Hazrat Inayat Khans dochter Noor Inayat Khan was muzikante en in de Tweede Wereldoorlog verzetsstrijder; onder de codenaam Madeleine opereerde ze in Parijs als spion voor de geallieerden. Ze werd opgepakt en in het concentratiekamp Dachau omgebracht.

Soefisme[bewerken | brontekst bewerken]

Overal in het Westen kreeg Inayat Khan leerlingen. De soefi-activiteiten begonnen op gang te komen. Zij lieten hem geen tijd meer voor zijn muziekpraktijk. Vanaf die tijd stemde hij geen instrumenten meer maar mensen, zoals hij het zelf uitdrukte. Zijn broers gingen door met het geven van concerten. Ali Khan kreeg zelfs een Westerse muziekopleiding als operazanger aan de bekende muziekacademie S.Caecilia in Rome. In 1920 reisde de familie Khan naar Frankrijk en vestigde zich eerst in Wissous en later in Suresnes vlak bij Parijs. In Wissous werd in 1921 de eerste Zomerschool gehouden, de tweede een jaar later in het Nederlandse Katwijk aan Zee. Op deze plek had Inayat Kahn een bijzondere ervaring en zegende de plaats met "Murad Hassil" hetgeen "wens vervuld" betekent. Hij zei dat iedere leerling met een open hart die hier een wens uitsprak, deze zegen zou kunnen ervaren. Hier vinden nog jaarlijks zomerscholen plaats, en in 1970 is er de Universel Murad Hassil gebouwd.
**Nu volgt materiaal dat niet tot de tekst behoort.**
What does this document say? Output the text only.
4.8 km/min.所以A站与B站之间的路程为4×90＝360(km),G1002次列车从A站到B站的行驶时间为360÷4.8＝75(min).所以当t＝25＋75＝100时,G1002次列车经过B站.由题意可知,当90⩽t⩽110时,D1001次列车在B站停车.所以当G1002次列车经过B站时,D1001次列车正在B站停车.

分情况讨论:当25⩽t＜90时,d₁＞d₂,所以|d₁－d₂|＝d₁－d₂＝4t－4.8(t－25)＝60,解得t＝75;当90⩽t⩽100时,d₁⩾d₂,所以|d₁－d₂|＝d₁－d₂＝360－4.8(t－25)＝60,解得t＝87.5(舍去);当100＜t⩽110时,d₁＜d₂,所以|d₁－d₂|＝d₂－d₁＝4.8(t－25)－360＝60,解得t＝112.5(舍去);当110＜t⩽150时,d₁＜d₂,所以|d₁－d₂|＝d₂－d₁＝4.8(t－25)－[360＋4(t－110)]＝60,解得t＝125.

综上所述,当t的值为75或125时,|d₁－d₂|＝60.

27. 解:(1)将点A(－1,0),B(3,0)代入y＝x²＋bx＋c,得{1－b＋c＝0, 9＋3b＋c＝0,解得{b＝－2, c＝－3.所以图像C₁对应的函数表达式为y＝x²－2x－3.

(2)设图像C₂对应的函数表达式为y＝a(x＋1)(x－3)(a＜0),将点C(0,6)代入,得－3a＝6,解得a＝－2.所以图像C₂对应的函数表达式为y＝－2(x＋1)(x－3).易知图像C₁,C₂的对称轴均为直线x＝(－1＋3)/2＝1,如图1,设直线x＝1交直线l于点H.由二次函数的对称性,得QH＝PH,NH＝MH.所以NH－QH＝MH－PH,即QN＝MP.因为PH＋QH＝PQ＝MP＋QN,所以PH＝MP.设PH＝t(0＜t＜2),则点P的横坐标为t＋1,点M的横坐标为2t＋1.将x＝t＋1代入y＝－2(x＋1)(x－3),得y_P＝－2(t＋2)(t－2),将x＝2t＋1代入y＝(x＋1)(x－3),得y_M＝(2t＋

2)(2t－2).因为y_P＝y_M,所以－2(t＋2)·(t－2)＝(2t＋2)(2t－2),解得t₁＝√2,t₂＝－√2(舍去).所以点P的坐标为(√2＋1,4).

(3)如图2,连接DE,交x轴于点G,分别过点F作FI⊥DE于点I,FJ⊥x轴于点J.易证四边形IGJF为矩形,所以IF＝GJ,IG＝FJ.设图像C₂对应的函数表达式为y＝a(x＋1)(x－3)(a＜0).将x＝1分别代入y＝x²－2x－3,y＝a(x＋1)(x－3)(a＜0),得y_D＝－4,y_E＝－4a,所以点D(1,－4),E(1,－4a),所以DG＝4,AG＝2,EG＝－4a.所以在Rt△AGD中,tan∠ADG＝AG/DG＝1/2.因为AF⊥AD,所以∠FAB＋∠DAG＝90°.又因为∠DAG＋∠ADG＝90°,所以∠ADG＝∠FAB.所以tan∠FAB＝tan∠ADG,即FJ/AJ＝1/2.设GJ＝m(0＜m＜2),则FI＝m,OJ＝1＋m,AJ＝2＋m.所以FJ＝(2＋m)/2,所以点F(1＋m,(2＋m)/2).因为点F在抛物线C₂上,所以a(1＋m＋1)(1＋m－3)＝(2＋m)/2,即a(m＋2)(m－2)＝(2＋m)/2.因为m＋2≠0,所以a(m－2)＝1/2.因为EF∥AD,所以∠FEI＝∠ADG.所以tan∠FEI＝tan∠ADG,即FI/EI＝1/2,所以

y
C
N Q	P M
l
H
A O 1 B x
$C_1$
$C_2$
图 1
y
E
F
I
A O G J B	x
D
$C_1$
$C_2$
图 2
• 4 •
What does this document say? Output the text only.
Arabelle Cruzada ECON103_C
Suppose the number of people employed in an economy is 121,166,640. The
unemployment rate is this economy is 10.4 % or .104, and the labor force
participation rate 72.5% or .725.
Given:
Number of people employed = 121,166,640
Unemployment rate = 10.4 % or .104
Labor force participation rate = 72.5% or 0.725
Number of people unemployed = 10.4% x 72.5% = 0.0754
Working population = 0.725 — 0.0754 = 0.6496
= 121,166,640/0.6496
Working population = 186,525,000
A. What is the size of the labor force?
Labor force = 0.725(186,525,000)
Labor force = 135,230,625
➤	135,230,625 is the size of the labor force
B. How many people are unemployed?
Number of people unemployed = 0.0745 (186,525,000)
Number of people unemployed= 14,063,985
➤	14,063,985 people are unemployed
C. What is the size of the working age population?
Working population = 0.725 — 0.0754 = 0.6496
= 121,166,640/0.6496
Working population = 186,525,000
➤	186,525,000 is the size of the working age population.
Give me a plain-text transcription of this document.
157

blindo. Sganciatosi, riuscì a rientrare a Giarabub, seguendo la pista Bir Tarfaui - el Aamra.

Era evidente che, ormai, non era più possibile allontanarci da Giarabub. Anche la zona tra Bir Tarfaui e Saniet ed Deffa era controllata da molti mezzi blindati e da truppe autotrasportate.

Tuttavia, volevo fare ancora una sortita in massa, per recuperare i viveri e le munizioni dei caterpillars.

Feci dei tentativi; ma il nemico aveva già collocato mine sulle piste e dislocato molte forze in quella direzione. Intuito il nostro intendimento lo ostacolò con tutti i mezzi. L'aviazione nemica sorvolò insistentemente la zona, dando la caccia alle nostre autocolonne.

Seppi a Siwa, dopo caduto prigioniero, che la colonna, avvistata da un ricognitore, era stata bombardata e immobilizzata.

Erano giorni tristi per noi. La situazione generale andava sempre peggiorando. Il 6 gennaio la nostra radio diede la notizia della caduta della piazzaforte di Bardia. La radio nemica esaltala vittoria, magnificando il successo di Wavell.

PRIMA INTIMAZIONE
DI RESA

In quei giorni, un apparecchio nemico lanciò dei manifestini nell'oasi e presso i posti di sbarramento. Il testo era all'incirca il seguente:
Vanaf 1923 hadden bijeenkomsten in Suresnes plaats. Veel van de leringen ('teachings') van Inayat Khan dateren uit het begin van de jaren twintig. Een groot deel ervan is gebundeld in serie van veertien boeken genaamd The Sufi Message.

De leringen werden als voordracht gegeven, onder meer tijdens de diverse zomerscholen- soms tot wel vijf per dag. Enkele leerlingen hebben de teksten ervan opgetekend; Inayat Khan schreef zelf namelijk geen boeken. Alleen de aforismen in de Gayan, Vadan en Nirtan zijn door hem zelf opgeschreven in zijn notitieboekje. Een groot deel van zijn werk is ook in het Nederlands uitgegeven. Die lezingen van Inayat Khan zijn nog steeds uniek. Zij bevatten een boodschap voor de toekomst, een visionaire en tegelijkertijd praktische filosofie. Aanvankelijk leek men in brede kring nauwelijks oog te hebben voor de grootsheid van zijn Soefi-boodschap en van de betekenis daarvan voor het gewone, dagelijkse leven. Momenteel leeft zijn gedachtegoed door in zowel Noord- als Zuid-Amerika, Europa, Rusland en India. In Indonesië is onlangs zijn werk in een compleet overzicht verschenen.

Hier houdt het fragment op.